Peut-on avoir sur un intégré à 800 euros avec une entrée phono aimant mobile "écoutable" ? La réponse, avec le Myryad, est plus que positive. En effet avec une table de lecture équipée d'une Shure V151V (sans oublier de relier la masse de la TD au Z-142), on constate, de prime à bord, un bruit de fond très faible, pas de ronflette ni de "zézaillement" d'essaim d'abeilles. Avec notre disque "fétiche" de l'Histoire du Soldat de Stravinsky par l'ensemble contemporain de Pierre Boulez, le Z-142 procure un délié à la diction des différents narrateurs remarquable, sans excès des sifflantes ou chuintantes désagréables dues à des pics de résonances mal contrôlés. Même sur les coups de timbales violents, on ne ressent pas d'effet subit de compression, ni de simplification outrancière des résonances de l'instrument. Les impacts sont saisissants, sans mollesse. L'acoustique du studio de l'Ircam ressort bien et n'est pas noyée dans le bruit de fond du disque qui apparaît lissé. Sur le "petit" violon, le timbre légèrement aigrelet de l'instrument choisi à dessein ressort parfaitement, sans être enrobé dans une fausse douceur superflue. La précision d'analyse dans le haut du spectre est correcte, sans remontée significative autour de 6-8 kHz. Bien sûr, des étages très sophistiqués phono apportent encore plus de détails qui jaillissent en dehors du bruit de fond du disque. Mais celui équipant le Myryad n'a pas de honte à avoir car jamais il n'a donné l'impression de saturer dans l'aigu ou de transcrire avec mollesse le bas du spectre.
Aussi, sur l'album Kind of Blue de Miles Davis, le suivi mélodique et rythmique de la contrebasse de Paul Chambers qui apparaît le plus souvent cotonneuse, un peu incertaine au moment des attaques est ici transcrit avec une articulation entre John Coltrane ressortent avec leurs couleurs tonales particulières, extrêmement différenciées. Le délié entre les notes qui déferlent en cascade de ces deux saxophonistes de légende est toujours omniprésent au travers du Myryad grâce à sa capacité dynamique surprenante sur cette entrée phono qui ne "s'étrangle" pas quand le message devient complexe. Quant aux subtilités du phrasé à la trompette de Miles Davis qui éncadre chaque improvisation en fournissant la ligne directrice de la mélodie, le Myryad ne "passe pas à côté". En comparaison directe avec le CD du même album, mais attention qui n'a pas eu le même traitement au niveau du mixage, la transparence du Myryad, en faisant démarrer la platine phonographique et le lecteur CD en même temps, met en valeur certaines subtilités sur les terminaisons des notes avec la platine phonographique qui passent avec un côté plus mat, moins "romantique" avec le lecteur CD pourtant de très haut de gamme lui aussi. A ce sujet, nous avons pu remarquer très peu de diaphonie entre les entrées bas niveau et haut niveau, ce qui est assez rare pour être souligné et qui a autorisé ce type de comparaison. En règle générale, l'espace stéréophonique avec le disque noir apparaît plus ouvert, moins sombre qu'avec le CD, mais là aussi soyons prudents et comparons ce qui est comparable. Mais, dans tous les cas, l'entrée phono avec une cellule de bonne sensibilité, n'est pas là sur le Myryad pour faire de la figuration.

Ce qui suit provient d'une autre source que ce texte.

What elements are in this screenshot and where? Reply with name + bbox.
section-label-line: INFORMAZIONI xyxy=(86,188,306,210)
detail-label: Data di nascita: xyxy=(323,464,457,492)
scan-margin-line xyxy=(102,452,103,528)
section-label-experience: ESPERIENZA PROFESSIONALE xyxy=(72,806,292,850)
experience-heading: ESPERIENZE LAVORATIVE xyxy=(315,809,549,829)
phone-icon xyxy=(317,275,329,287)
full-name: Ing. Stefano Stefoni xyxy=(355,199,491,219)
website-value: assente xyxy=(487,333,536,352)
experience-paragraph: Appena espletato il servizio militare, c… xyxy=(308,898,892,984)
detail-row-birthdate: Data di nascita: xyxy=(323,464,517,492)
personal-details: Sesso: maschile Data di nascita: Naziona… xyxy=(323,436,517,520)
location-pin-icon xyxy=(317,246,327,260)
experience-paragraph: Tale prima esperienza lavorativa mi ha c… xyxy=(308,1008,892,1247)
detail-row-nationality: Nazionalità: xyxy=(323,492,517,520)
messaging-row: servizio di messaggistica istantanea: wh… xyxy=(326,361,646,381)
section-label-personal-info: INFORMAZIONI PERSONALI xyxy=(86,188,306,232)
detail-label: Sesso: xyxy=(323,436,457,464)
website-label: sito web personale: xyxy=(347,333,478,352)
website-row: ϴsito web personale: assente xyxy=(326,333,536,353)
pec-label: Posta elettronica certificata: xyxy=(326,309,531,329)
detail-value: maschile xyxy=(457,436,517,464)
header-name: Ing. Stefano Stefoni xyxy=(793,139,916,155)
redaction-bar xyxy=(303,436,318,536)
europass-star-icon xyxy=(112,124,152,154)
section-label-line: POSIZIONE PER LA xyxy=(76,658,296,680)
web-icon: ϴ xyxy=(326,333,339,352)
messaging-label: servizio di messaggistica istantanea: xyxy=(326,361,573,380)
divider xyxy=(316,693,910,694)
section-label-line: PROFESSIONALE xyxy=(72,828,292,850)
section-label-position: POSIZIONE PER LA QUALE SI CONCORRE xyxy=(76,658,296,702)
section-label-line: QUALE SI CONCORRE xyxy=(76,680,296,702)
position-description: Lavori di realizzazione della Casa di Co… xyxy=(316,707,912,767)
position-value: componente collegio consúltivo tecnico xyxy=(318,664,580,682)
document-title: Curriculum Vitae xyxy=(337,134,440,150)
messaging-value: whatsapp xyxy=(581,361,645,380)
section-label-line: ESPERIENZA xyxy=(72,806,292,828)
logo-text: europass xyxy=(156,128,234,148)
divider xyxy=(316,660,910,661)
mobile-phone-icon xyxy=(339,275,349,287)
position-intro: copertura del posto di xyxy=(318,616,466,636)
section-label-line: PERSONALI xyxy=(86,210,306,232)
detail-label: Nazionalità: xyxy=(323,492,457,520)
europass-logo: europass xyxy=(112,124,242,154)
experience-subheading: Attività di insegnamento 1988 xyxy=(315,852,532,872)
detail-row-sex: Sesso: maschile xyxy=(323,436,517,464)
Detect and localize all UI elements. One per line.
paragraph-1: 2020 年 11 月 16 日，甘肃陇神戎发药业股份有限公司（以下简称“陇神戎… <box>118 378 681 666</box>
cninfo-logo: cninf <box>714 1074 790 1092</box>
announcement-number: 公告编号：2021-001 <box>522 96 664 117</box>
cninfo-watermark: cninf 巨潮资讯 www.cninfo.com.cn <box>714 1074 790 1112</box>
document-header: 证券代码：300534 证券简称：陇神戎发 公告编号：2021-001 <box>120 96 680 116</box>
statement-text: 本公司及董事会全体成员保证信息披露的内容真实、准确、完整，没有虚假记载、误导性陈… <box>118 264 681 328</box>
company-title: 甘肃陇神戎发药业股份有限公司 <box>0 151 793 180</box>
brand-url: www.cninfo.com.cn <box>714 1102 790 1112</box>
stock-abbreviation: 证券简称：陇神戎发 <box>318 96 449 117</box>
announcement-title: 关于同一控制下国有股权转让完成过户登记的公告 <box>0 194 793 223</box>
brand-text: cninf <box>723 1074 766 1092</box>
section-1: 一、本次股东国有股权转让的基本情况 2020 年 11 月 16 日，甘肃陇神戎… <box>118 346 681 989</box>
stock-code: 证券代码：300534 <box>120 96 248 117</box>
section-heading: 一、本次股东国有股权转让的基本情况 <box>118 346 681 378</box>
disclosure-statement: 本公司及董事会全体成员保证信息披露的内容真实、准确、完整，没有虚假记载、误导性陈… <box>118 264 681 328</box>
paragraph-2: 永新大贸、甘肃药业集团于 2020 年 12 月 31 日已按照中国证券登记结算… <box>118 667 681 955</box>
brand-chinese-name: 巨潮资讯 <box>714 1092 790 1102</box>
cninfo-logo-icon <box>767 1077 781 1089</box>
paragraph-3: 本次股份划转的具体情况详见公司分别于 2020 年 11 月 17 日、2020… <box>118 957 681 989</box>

SYNTHÈSE DE L'ESTHÉTIQUE SONORE

Vous voulez vous constituer un système (mais vous avez un budget très serré) vraiment musical dans le sens qu'il sera capable de mettre en valeur les contrastes dynamiques, la fluidité du cheminement mélodique, la beauté des timbres sans les simplifier, sans aucun doute, il faudra prendre plus qu'en considération l'intégré Myryad Z-142 (ainsi d'ailleurs que son parfait complément le lecteur Z-112, BE dans un prochain numéro), d'une "spontanéité" de restitution d'une transparence (très rare dans cette catégorie de prix) capable de traiter avec dynamique et délicatesse de timbre aussi bien les sources à bas niveau (phono) qu'à haut niveau (CD, tuner, etc) avec une élégance de transcription qui vous donne envie d'écouter encore plus de musique.